Leslie Abramson Won’t Watch Edie Falco Play Her in NBC’s Menendez TV Movie

Lawyer defended the younger brother in two murder trials

law and order true crime menendez nbc

Leslie Abramson, the spitfire Los Angeles defense attorney who represented one of Erik Menendez in two sensational murder trials, says she will not watch Edie Falco portray her on NBC’s “Law & Order True Crime: The Menendez Murders.”

“Oh boy,” Abramson told TheWrap when asked about true-crime TV movie. “I have nothing to say. Absolutely nothing. Goodbye.”

Before she hung up, she was asked “Are you going to watch it?” “No,” she said.
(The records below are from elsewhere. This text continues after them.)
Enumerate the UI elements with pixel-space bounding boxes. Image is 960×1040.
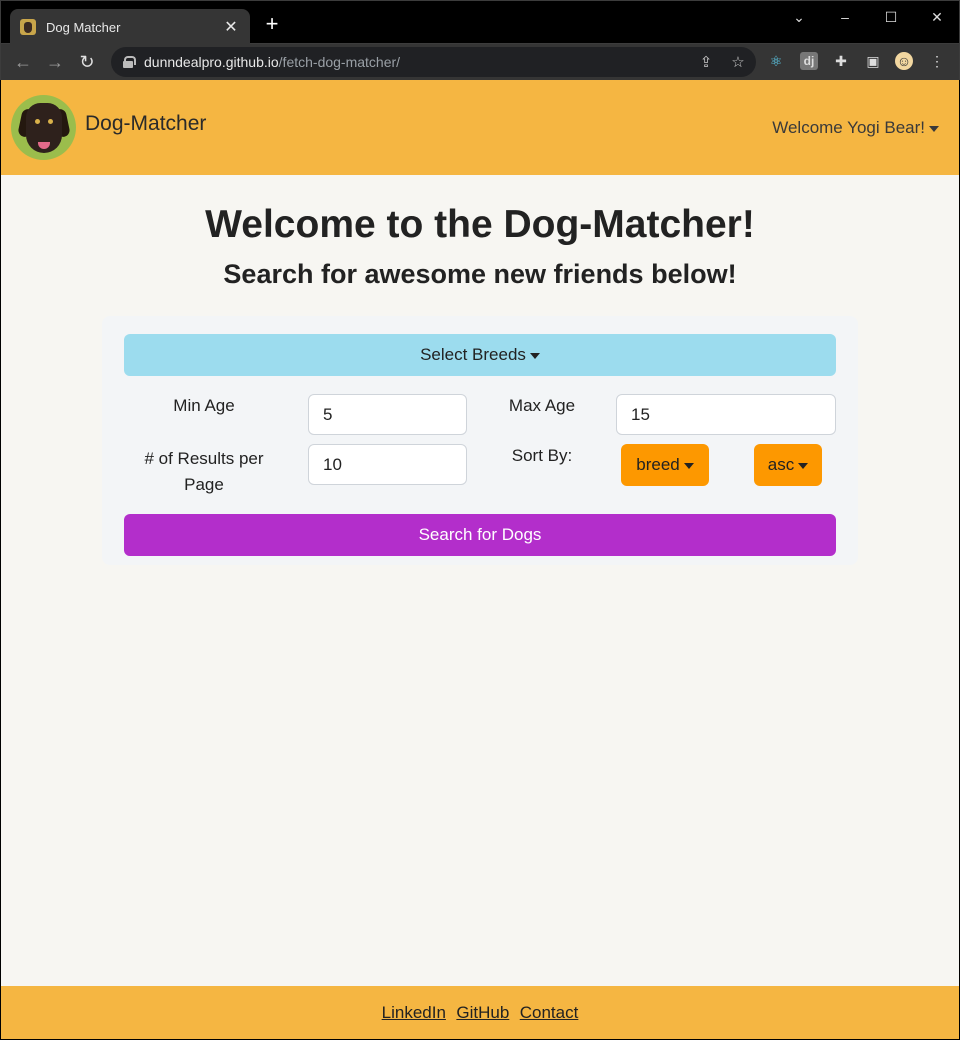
sort-field-value: breed [636,455,680,474]
search-panel: Select Breeds Min Age 5 Max Age 15 # of … [102,316,858,565]
search-dogs-button[interactable]: Search for Dogs [124,514,836,556]
caret-down-icon [683,462,694,469]
caret-down-icon [798,462,809,469]
new-tab-icon[interactable]: + [261,13,283,35]
page-title: Welcome to the Dog-Matcher! [205,203,755,246]
contact-link[interactable]: Contact [520,1003,579,1022]
profile-avatar-icon[interactable]: ☺ [895,52,913,70]
select-breeds-label: Select Breeds [420,345,526,364]
dog-logo-icon[interactable] [11,95,76,160]
tab-search-icon[interactable]: ⌄ [789,9,809,26]
linkedin-link[interactable]: LinkedIn [382,1003,446,1022]
brand-name[interactable]: Dog-Matcher [85,112,206,136]
sort-by-label: Sort By: [511,446,573,465]
results-per-page-label: # of Results per Page [144,449,264,494]
min-age-label: Min Age [173,396,235,415]
github-link[interactable]: GitHub [456,1003,509,1022]
caret-down-icon [929,125,939,132]
browser-menu-icon[interactable]: ⋮ [928,52,946,70]
browser-tabstrip: Dog Matcher ✕ + ⌄ – ☐ ✕ [0,0,960,45]
reload-icon[interactable]: ↻ [75,50,99,74]
maximize-icon[interactable]: ☐ [881,9,901,26]
react-devtools-icon[interactable]: ⚛ [767,52,785,70]
close-window-icon[interactable]: ✕ [927,9,947,26]
url-path: /fetch-dog-matcher/ [278,54,401,70]
caret-down-icon [529,352,540,359]
footer: LinkedIn GitHub Contact [1,986,959,1039]
back-icon[interactable]: ← [11,50,35,74]
dog-favicon-icon [20,19,36,35]
navbar: Dog-Matcher Welcome Yogi Bear! [1,80,959,175]
user-menu-label: Welcome Yogi Bear! [772,118,925,137]
url-host: dunndealpro.github.io [144,54,279,70]
browser-tab[interactable]: Dog Matcher ✕ [10,9,250,45]
forward-icon[interactable]: → [43,50,67,74]
page: Dog-Matcher Welcome Yogi Bear! Welcome t… [1,80,959,1039]
user-menu-dropdown[interactable]: Welcome Yogi Bear! [772,118,939,138]
max-age-label: Max Age [508,396,576,415]
extensions-puzzle-icon[interactable]: ✚ [832,52,850,70]
lock-icon [123,56,136,68]
close-tab-icon[interactable]: ✕ [222,17,240,37]
django-extension-icon[interactable]: dj [800,52,818,70]
sort-order-dropdown[interactable]: asc [754,444,822,486]
bookmark-star-icon[interactable]: ☆ [729,53,747,71]
share-icon[interactable]: ⇪ [697,53,715,71]
max-age-input[interactable]: 15 [616,394,836,435]
select-breeds-button[interactable]: Select Breeds [124,334,836,376]
results-per-page-input[interactable]: 10 [308,444,467,485]
sort-order-value: asc [767,455,795,474]
min-age-input[interactable]: 5 [308,394,467,435]
sort-field-dropdown[interactable]: breed [621,444,709,486]
address-bar[interactable]: dunndealpro.github.io /fetch-dog-matcher… [111,47,756,77]
minimize-icon[interactable]: – [835,9,855,25]
page-subtitle: Search for awesome new friends below! [223,259,737,289]
side-panel-icon[interactable]: ▣ [864,52,882,70]
tab-title: Dog Matcher [46,19,121,35]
NBC and Dick Wolf Productions are betting big on Falco’s performance. Billboards for the show feature huge close-ups of Falco’s face framed by Ambramson’s signature blond corkscrew curls.

Dick Wolf Productions did not immediately respond to a request for comment on whether the movie reached out to Abramson. NBC referred questions to Wolf.

The New York Times described Abramson, who is 4-foot-11, “as the passionate core” of the first murder trial of Erik and Lyle Mendendez in 1993-94.

“Showcased by daily coverage on Court Television, the lurid testimony and Ms. Abramson’s vigorous defense of the younger brother, Erik, have become something of a national pastime,” the newspaper said during the case.

“Admired or detested, Leslie Abramson is a lawyer who is always noticed. She dominates a courtroom, fired with moral indignation, rolling her eyes, tossing her wild yellow hair, shrugging, scribbling, whispering, raising objections,” the paper said.

Falco decided to portray Abramson because she found the attorney “interesting” and “passionate,” Falco explained during an appearance on a Television Critics Association panel in January.

Falco likes the fact that Abramson “was not popular, and that was of less interest to her than it might be to other people. She was really about doing a good job, getting the best defense for her clients. I’m always interested by that. Her job came first; that justice was really what this was about for her. I’m always moved by that and compelled by it.”

The NBC movie is a true-crime depiction of Erik and Lyle Menendez brothers, who admitted to fatally shooting their parents in their two-story Beverly Hills home, but claimed their double killing was in self-defense after years of sexual and emotional abuse.  Prosecutors argued that the brothers killed their parents to gain a vast inheritance.

 

Abramson scored an unlikely victory when she persuaded some jurors to vote “not guilty” for her client, Erik Menendez, despite his confession he shot his parents to death. That resulted in a hung jury and a mistrial in 1994. A separate jury also failed to reach a verdict for Lyle Menendez.

The brothers were convicted of capital murder in their second trial, but Abramson saved Erik Menendez from the death penalty by persuading the jury to recommend a sentence of life without parole. Lyle Menendez, who was represented by attorney Jill Lansing, also received a life sentence without parole.

Abramson, 73, is no longer an active California attorney, according to the state bar. She was born in Queens, N.Y., and earned her law degree from UCLA.